Think you’re funny? Newborns don’t — at least, probably not until they reach about the one-month mark.
There’s perhaps nothing more joyful in this life than the laughter of children — which makes the new study published in the journal Behavior Research Methods all the more pertinent to the majority of us who can’t help but coo and chuckle along with bemused babies.
Psychology researchers hope their study could be used to inform diagnostic tools to detect developmental differences between kids.
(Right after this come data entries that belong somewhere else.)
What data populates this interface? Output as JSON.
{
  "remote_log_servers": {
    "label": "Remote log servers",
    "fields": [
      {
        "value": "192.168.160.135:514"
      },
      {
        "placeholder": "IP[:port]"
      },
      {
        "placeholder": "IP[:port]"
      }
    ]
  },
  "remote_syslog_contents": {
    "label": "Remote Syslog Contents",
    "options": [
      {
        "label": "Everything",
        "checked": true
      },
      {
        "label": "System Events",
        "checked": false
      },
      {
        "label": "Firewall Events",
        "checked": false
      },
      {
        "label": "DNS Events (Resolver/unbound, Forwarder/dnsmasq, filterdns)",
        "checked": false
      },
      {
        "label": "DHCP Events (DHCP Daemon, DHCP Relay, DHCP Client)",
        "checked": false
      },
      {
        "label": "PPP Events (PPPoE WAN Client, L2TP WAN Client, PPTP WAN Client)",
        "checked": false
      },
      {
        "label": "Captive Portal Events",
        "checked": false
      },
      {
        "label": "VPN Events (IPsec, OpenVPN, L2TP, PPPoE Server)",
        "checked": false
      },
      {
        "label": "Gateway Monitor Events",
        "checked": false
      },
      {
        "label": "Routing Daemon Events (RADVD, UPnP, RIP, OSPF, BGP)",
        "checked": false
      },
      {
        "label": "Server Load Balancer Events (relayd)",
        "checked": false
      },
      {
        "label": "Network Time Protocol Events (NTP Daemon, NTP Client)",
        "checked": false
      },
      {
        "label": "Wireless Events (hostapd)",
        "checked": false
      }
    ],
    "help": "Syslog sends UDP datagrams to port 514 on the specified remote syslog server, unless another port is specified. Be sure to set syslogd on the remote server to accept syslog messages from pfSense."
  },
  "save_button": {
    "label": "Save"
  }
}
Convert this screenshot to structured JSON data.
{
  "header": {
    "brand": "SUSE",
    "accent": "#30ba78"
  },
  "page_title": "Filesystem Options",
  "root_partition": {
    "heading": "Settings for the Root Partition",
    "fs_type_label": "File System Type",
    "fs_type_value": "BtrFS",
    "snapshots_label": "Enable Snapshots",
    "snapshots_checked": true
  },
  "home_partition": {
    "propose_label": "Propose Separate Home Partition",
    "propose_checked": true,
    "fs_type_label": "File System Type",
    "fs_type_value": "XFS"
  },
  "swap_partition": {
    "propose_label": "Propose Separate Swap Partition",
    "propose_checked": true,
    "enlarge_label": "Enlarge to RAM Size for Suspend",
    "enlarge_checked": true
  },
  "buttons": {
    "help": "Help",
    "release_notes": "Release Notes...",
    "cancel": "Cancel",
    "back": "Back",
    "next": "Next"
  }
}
The international Early Humor Survey, conducted by researchers at the University of Bristol in the UK, included 671 children aged 0 to 47 months in an effort to determine how humor develops as youngsters age.
Their work identified 21 different types of humor through the ages, with 1 month being the earliest age of children observed to appreciate humor. About 50% reached this point at about 2 months. Conversely, about 50% of kids began making their own jokes by 11 months old — and often, at least about every three hours or so while engaged with others.
Babies less than 12 months old responded most to physical, visual and auditory humor through play, such as the game of peekaboo, tickling, making funny faces, putting on silly voices or misusing common objects, like placing a cup on one’s head.
At about 1 year old, kids began to appreciate more participatory japes, including teasing, taboo topics (i.e. “toilet humor” and nudity) and attempts to startle others, as well as play-acting in bizarre forms, such as making animals sounds.
Jokes evolve as babies become toddlers. For example, 2-year-old participants enjoyed what researchers referred to as “nonsense humor” — which may come in the form of absurd statements such as “dogs say ‘moo.’ ” They also showed the onset of their capacity for malice, finding funny the insults and injuries in others.
Three-year-olds demonstrated a comprehension for more complex gags in the form of puns, hand tricks and use of no-no words.
Socialization is vital to the development of an appropriate sense of humor, researchers said, which may also encourage their imagination and other cognitive skills.
Study author and associate professor in Bristol’s school of education Dr. Elena Hoicka said, “Our results highlight that humor is a complex, developing process in the first four years of life.”
“Given its universality . . . it is important that we develop tools to determine how humor first develops so that we can further understand not only the emergence of humor itself, but how humor may help young children function cognitively, socially, and in terms of mental health.”